Firstly, due to the high levels of uncertainty surrounding most major economies, added to the Chinese slowdown, both fueling demand for the safe-haven asset. Secondly, because of local shares falling. The Nikkei 225 has been declining ever since topping around 21,000 over a year ago, as investors got spooked by BOJ's decision to cut rates into negative territory, a sign that is running out of tools to fight dismal growth and deflation. Quite a popular investment strategy is buying Japanese stocks while shorting the yen. When the Nikkei falls, those shorts get unwinded. Foreign investors make up around the 60% of the trading volume. Finally, the Japanese yen keeps strengthening because of dollar's self-weakness, as markets believe that the FED has put the next rate hike in the US to sleep until late 2017.

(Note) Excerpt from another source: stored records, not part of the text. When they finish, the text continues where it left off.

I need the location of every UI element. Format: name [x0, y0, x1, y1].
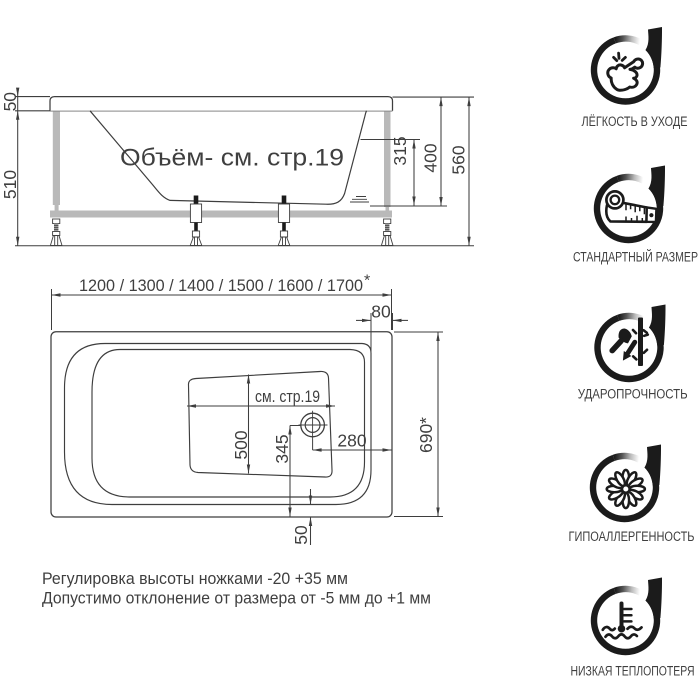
- svg-text:50: 50: [0, 92, 20, 112]
- svg-text:СТАНДАРТНЫЙ РАЗМЕР: СТАНДАРТНЫЙ РАЗМЕР: [573, 248, 698, 266]
- svg-text:ЛЁГКОСТЬ В УХОДЕ: ЛЁГКОСТЬ В УХОДЕ: [582, 113, 688, 130]
- svg-text:345: 345: [272, 434, 292, 463]
- svg-text:*: *: [364, 273, 370, 290]
- svg-text:500: 500: [231, 430, 251, 459]
- svg-text:80: 80: [371, 302, 391, 322]
- svg-text:50: 50: [291, 525, 311, 545]
- svg-text:Регулировка высоты ножками -20: Регулировка высоты ножками -20 +35 мм: [42, 570, 348, 588]
- svg-text:690*: 690*: [416, 417, 436, 453]
- svg-text:560: 560: [449, 145, 469, 174]
- svg-text:Допустимо отклонение от размер: Допустимо отклонение от размера от -5 мм…: [42, 590, 431, 608]
- svg-text:см. стр.19: см. стр.19: [255, 388, 320, 406]
- svg-text:315: 315: [390, 136, 410, 165]
- svg-text:ГИПОАЛЛЕРГЕННОСТЬ: ГИПОАЛЛЕРГЕННОСТЬ: [569, 529, 695, 545]
- svg-text:280: 280: [337, 431, 366, 451]
- svg-text:1200 / 1300 / 1400 / 1500 / 16: 1200 / 1300 / 1400 / 1500 / 1600 / 1700: [79, 276, 363, 295]
- svg-text:400: 400: [421, 143, 441, 172]
- svg-text:УДАРОПРОЧНОСТЬ: УДАРОПРОЧНОСТЬ: [578, 387, 688, 403]
- svg-text:Объём- см. стр.19: Объём- см. стр.19: [120, 145, 344, 172]
- svg-text:НИЗКАЯ ТЕПЛОПОТЕРЯ: НИЗКАЯ ТЕПЛОПОТЕРЯ: [571, 664, 695, 680]
- svg-text:510: 510: [0, 170, 20, 199]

At this point, every new announcement, either by the government or the BOJ, is seen as a last ditch effort in a sea of red. And confidence in the unforeseeable upcoming Japanese growth keeps eroding. That said, there's little to expect from the Japanese economy for the rest of this 2016, and probably all through 2017.
USD/JPY Technical outlook
The USD/JPY trades near over two-year lows, dangerously close to the 100.00 mark, and seems poised to extend such decline, although it's now trading at a major support region, the 50% retracement of the post-Abenomics rally, around 100.60, measured from 75.56, November 2011 low, to 125.85, June 2015 high. Daily, weekly, and monthly charts all present strongly bearish technical readings, aligned with the macroeconomic background, and therefore supporting a break below the mentioned 100.00. In that case, the next probable bearish target comes at 94.70, the 61.8% retracement of the mentioned rally.
A recovery, on the other hand, needs to extend beyond 106.50, the 38.2% retracement of it, to be able to become sustainable in time. These days, the 100 DMA stands also around the mentioned 106.50 level. The price is 500 pips below it, something that any currency pair, can move in a couple of weeks. Any, but the USD/JPY.
As long as the FED remains on hold, chances of a recovery in the pair will remain limited, nowhere near such 106.50. A surprise US rate hike before the year's end is the only game-changer strong enough to put the pair back in the bullish track.